Background: Patients with anorexia nervosa restricting type (AN-R) often develop bulimic symptoms and crossover to AN-binge eating/purging type (AN-BP), or to bulimia nervosa (BN). We have reported earlier that genetic variants of an orexigenic peptide ghrelin are associated with BN. Here, the relationship between a ghrelin gene variant and the rate of change from AN-R to other phenotypes of eating disorders (EDs) was investigated.

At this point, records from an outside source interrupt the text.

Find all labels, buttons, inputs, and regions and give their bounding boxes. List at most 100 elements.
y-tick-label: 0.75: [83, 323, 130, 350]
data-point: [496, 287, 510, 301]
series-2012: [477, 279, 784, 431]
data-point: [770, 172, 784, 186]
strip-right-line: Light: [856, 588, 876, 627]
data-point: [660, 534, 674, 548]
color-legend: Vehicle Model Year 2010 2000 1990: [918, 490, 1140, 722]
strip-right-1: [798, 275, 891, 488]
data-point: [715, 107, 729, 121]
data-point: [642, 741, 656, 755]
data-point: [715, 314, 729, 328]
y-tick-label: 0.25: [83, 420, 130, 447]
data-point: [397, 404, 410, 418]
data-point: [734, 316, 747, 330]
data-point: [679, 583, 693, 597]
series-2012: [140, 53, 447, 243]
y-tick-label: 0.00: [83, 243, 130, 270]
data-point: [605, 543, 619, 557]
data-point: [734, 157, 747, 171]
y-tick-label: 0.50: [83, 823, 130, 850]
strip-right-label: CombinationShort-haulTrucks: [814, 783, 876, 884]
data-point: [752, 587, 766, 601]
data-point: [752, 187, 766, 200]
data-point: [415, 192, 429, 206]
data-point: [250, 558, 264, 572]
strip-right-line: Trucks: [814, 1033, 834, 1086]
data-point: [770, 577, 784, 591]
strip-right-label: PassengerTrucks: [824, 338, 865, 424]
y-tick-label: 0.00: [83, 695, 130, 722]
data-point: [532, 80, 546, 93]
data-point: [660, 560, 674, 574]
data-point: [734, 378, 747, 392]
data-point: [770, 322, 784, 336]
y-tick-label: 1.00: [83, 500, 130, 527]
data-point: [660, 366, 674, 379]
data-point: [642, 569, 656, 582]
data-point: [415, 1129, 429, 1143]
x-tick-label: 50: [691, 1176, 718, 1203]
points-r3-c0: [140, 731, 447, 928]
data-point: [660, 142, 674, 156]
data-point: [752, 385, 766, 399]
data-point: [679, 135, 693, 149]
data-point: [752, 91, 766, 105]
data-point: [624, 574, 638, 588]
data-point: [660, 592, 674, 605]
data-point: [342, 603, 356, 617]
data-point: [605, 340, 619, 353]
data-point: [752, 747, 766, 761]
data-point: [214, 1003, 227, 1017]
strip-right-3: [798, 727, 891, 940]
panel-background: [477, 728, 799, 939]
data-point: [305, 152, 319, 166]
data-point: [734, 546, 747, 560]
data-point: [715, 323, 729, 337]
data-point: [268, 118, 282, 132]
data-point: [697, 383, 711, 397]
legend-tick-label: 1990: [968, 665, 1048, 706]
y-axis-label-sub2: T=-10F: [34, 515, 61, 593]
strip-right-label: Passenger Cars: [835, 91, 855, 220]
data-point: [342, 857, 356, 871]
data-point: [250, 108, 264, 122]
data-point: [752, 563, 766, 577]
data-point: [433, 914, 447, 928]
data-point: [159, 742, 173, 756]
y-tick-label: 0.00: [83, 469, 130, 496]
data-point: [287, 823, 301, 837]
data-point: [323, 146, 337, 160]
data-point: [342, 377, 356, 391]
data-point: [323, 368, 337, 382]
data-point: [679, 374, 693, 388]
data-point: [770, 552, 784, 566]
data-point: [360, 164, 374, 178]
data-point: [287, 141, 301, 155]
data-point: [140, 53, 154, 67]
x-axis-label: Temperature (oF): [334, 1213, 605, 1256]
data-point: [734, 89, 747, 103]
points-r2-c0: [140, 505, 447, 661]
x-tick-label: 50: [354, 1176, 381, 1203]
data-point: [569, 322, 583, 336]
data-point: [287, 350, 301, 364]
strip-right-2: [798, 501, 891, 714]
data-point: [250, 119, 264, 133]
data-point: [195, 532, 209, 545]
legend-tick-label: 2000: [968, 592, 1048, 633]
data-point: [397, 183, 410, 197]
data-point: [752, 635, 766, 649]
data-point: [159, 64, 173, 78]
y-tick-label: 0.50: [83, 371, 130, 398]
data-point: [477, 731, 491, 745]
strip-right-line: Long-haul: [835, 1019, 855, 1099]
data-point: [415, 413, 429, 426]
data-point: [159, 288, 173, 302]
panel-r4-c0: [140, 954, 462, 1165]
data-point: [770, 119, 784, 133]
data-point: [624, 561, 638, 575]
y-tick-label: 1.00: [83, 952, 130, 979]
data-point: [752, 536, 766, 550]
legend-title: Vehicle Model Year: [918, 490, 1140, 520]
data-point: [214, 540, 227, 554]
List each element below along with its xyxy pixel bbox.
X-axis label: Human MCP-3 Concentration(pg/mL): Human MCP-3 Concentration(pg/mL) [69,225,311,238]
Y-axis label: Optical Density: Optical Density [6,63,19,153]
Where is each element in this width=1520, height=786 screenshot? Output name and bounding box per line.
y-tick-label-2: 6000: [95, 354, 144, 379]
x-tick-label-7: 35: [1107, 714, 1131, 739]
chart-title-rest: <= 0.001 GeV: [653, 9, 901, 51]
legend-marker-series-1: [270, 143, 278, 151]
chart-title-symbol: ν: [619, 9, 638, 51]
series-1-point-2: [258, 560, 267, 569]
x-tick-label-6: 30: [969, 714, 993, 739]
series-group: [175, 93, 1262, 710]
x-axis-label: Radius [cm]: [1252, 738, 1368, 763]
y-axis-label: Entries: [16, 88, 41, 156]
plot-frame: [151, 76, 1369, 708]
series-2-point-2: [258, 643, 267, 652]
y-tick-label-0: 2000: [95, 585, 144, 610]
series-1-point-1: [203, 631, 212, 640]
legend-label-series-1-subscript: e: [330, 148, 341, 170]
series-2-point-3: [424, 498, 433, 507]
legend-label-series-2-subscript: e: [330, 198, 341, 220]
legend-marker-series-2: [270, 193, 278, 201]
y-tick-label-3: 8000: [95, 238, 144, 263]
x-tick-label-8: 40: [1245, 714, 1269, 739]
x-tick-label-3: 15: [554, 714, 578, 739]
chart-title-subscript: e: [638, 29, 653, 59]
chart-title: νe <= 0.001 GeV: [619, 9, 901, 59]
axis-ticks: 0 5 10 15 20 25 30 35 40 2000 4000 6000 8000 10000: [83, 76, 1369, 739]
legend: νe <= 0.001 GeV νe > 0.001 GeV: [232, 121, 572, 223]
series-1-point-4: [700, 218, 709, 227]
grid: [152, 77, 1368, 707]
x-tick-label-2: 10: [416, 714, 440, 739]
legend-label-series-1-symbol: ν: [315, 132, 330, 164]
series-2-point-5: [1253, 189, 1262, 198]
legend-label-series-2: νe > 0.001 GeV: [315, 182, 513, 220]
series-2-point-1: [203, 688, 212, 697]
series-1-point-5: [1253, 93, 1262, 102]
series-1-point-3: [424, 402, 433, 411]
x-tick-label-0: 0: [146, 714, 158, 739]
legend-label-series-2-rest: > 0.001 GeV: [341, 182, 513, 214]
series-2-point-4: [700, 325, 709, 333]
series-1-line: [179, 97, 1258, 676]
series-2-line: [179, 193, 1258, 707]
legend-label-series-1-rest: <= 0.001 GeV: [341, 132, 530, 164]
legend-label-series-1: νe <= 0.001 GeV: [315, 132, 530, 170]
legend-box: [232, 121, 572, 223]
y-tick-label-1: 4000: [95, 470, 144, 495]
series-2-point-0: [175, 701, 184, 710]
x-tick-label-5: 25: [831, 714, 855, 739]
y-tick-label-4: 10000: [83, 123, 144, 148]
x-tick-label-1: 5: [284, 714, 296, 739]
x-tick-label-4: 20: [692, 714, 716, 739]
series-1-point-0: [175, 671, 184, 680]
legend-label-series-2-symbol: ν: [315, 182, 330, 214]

Methods: Participants were 165 patients with ED, initially diagnosed as AN-R. The dates of their AN-R onset and changes in diagnosis to other subtypes of ED were investigated retrospectively. Ghrelin gene 3056 T-->C SNP (single nucleotide polymorphism) was genotyped. Probability and hazard ratios were analyzed using life table analysis and Cox's proportional hazard regression model, in which the starting point was the time of AN-R onset and the outcome events were the time of (i) onset of binge eating, that is, when patients changed to binge eating AN and BN and (ii) recovery of normal weight, that is, when patients changed to BN or remission.

Results: Patients with the TT genotype at 3056 T-->C had a higher probability and hazard ratio for recovery of normal weight. The ghrelin SNP was not related with the onset of binge eating.

Conclusion: The 3056 T-->C SNP of the ghrelin gene is related to the probability and the rate of recovery of normal body weight from restricting-type AN.